06. NLP in TF

(참고) udemy - TF Developer in 2022

Contents

  1. Text Vectorization
  2. Embedding
  3. Modeling a text dataset
  4. model 1 : Naive Bayes
  5. model 2 : FC
  6. model 3 : LSTM
  7. model 4 : GRU
  8. model 5 : biLSTM
  9. model 6 : 1d-Conv
  10. model 7 : TF Hub pretrained Feature Extractor
  11. Save & Load trained model


(1) Text Vectorization

with TextVectorization


Arguments

  • max_tokens

  • standardize : default = "lower_and_strip_punctuation"
    • lowers text and removes all punctuation marks
  • split : default = "whitespace"
  • ngrams :
    • ex) ngrams=2 : splits tokens into continuous sequences of 2
  • output_mode : how to output tokens
    • ex) "int" (integer mapping), "binary" (one-hot encoding), "count" or "tf-idf"
  • output_sequence_length : length of tokenized sequence
    • ex) output_sequence_length=150 : all tokenized sequences will be 150 tokens long.
  • pad_to_max_tokens : default = False
    • if True : padded to max_tokens


import tensorflow as tf
from tensorflow.keras.layers.experimental.preprocessing import TextVectorization


max_vocab_length = 10000 
max_length = 15 

text_vectorizer = TextVectorization(max_tokens=max_vocab_length,
                                    output_mode="int",
                                    output_sequence_length=max_length)
text_vectorizer.adapt(train_sentences)


Example

sample_sentence = "There's a flood in my street!"
text_vectorizer([sample_sentence])
<tf.Tensor: shape=(1, 15), dtype=int64, numpy=
array([[264,   3, 232,   4,  13, 698,   0,   0,   0,   0,   0,   0,   0,
          0,   0]])>


Unique Vocabulary Sets

words_in_vocab = text_vectorizer.get_vocabulary()
top_5_words = words_in_vocab[:5] # Top 5 FREQUENT


(2) Embedding

can be learned during training

use tf.keras.layers.Embedding layer!


  • input_dim : size of vocab ( ex. 20000 )

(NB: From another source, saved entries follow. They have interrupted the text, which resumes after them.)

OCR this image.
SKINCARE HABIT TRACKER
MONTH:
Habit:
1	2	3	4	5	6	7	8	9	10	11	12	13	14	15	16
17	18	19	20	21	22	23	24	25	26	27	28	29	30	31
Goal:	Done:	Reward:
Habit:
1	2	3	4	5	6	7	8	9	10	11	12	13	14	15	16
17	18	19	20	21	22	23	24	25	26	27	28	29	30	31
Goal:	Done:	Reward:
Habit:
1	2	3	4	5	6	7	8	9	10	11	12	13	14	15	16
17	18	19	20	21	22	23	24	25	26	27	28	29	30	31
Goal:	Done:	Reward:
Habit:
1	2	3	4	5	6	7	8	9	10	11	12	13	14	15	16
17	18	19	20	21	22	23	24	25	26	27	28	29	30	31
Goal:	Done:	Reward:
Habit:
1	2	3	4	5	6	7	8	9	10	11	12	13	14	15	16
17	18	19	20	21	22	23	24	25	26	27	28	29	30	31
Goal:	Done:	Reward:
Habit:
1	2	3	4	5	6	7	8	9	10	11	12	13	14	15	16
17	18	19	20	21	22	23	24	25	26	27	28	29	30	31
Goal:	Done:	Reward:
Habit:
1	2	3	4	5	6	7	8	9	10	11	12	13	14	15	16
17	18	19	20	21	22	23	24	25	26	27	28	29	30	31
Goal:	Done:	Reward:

  • output_dim : embedding vector 차원 수

  • embeddings_initializer
    • ex) (default) uniform
    • ex) pre-learned embedding
  • input_length : length of sequences
tf.random.set_seed(42)
from tensorflow.keras import layers

embedding = layers.Embedding(input_dim=max_vocab_length, 
                             output_dim=128, 
                             embeddings_initializer="uniform", 
                             input_length=max_length, 
                             name="embedding_1") 


random_sentence = random.choice(train_sentences)
sample_embed = embedding(text_vectorizer([random_sentence]))
print(sample_embed.shape)
# (1, 15, 128)



(3) Modeling a text dataset

Types of Models

  • model 1) Naive Bayes
  • model 2) FC
  • model 3) LSTM
  • model 4) GRU
  • model 5) biLSTM
  • model 6) 1d-conv
  • model 7) TF Hub pretrained Feature Extractor


Steps

  • (1) construct a model
  • (2) train the model
  • (3) evaluation
  • (4) make predictions


(4) model 1 : Naive Bayes

(1) construct & train the model

from sklearn.feature_extraction.text import TfidfVectorizer
from sklearn.naive_bayes import MultinomialNB
from sklearn.pipeline import Pipeline

model_0 = Pipeline([
                    ("tfidf", TfidfVectorizer()), # words ---(tfidf) ---> numbers
                    ("clf", MultinomialNB()) # Naive Bayes Classifier
])

model_0.fit(train_sentences, train_labels)


(2) evaluation

baseline_score = model_0.score(val_sentences, val_labels)

(3) make predictions

baseline_preds = model_0.predict(val_sentences)
baseline_preds[:20]
array([1, 1, 1, 0, 0, 1, 1, 1, 1, 0, 0, 1, 0, 0, 0, 0, 0, 0, 0, 1])

(5) model 2 : FC

(1) construct & train the model

  • with Functional API
from tensorflow.keras import layers

inputs = layers.Input(shape=(1,), dtype="string") # inputs : 1d string
#-----------------------------------------------------------------#
x = text_vectorizer(inputs) # text -> number 
x = embedding(x) # number -> embedding
x = layers.GlobalAveragePooling1D()(x) # lower embedding dimension
#-----------------------------------------------------------------#
outputs = layers.Dense(1, activation="sigmoid")(x)
model_1 = tf.keras.Model(inputs, outputs, name="model_1_dense")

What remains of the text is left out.